Additional Note ( 19 March 2002) - I seems I might have been too mild in my criticism of Management practices in Indian Call Centres. A year has passed and in both the UK, Australia and in the USA customers are actively rebelling against 'the Indian version of Customer Service' - talk radio, satirical TV-programs all poke fun or anger at the Cheap and Dirty Customer Service being practiced by mostly un-experienced call centre managers in India. This Email received by a training practitioner in the Southern Indian city of Chennai -

Additional Note (6 September 2002) I have been receiving several Emails from Customer in the US & the UK describing their customer experience with an Indian Service Center. 

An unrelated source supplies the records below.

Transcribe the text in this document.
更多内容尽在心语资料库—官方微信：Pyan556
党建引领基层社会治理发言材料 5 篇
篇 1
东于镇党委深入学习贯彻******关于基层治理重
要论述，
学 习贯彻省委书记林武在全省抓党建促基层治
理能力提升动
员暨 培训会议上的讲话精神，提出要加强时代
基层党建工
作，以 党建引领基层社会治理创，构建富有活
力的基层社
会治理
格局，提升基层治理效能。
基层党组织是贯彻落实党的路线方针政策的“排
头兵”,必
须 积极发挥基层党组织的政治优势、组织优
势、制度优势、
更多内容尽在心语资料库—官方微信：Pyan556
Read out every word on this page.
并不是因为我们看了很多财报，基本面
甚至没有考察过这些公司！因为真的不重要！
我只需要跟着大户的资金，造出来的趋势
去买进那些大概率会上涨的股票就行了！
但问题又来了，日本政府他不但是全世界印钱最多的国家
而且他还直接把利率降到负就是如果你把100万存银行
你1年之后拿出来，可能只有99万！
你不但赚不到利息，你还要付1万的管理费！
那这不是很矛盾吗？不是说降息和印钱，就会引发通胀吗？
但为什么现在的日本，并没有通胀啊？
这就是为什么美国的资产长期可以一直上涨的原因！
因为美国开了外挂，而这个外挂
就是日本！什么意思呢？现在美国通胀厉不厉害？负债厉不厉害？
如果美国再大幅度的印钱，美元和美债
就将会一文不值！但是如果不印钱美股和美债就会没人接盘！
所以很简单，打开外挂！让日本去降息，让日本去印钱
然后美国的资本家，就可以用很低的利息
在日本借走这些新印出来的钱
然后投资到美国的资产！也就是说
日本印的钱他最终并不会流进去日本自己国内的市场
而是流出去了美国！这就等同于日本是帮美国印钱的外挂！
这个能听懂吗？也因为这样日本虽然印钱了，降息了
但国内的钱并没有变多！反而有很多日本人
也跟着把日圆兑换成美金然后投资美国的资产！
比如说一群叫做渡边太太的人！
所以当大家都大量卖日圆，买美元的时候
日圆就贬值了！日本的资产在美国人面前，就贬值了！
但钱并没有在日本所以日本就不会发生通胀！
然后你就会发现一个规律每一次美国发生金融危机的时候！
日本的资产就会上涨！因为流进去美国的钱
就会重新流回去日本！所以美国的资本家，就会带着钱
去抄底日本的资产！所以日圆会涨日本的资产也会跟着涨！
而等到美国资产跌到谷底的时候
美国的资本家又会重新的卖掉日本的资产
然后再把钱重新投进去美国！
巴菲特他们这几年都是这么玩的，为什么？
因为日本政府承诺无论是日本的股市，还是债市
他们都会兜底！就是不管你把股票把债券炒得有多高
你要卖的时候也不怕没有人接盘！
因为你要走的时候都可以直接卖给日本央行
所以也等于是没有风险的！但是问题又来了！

This one from James DeBeau, Irvine, CA 92620:

I'm 36 year old male in California. After a particularly frustrating call with an Indian call center, I did a quick internet search and read an article you wrote discussing the pros and cons of Indian call centers.  Could not agree with you more - I hope it is a short-lived fad as well.  Nothing against Indians, of course, where education and plenty of English speakers have made for many excellent computer scientists, engineers, etc. But they generally should NOT in positions where they interact with the general public. I can almost live with the dialect.  What burns me is: 
1.  Absolutely NO deviation from "the script".  I've had some of these guys actually re-read the preceding line when asked a question they could not answer.  Then I go ballistic when I ask, in a conciliatory manner: "Look, if you don't know the answer, that's ok, just say so and admit that, or find someone who does".  They never do. 
2.  Perhaps the ONE ITEM that I despise the most, though, is the overall disingenuousness of the operations.  I had to call AOL recently several times, and was greeted by various male voices (never women, by the way) who introduced themselves as "Mike", "Steve", "Brian", and "Walter".  GIVE ME A BREAK!!!  NO ONE in India is given names like Mike, Steve, Brian, and Walter.  COME ON.....it's just bold faced lying!  I actually did have one guy admit that they take those names "to make callers feel more at ease".  As if the accent doesn't give it away??????.  Friend, I KNOW you're from India!  That's ok......just don't BS me about it!!. And perhaps it's not THAT big of a deal, but it sure rubs me the wrong way.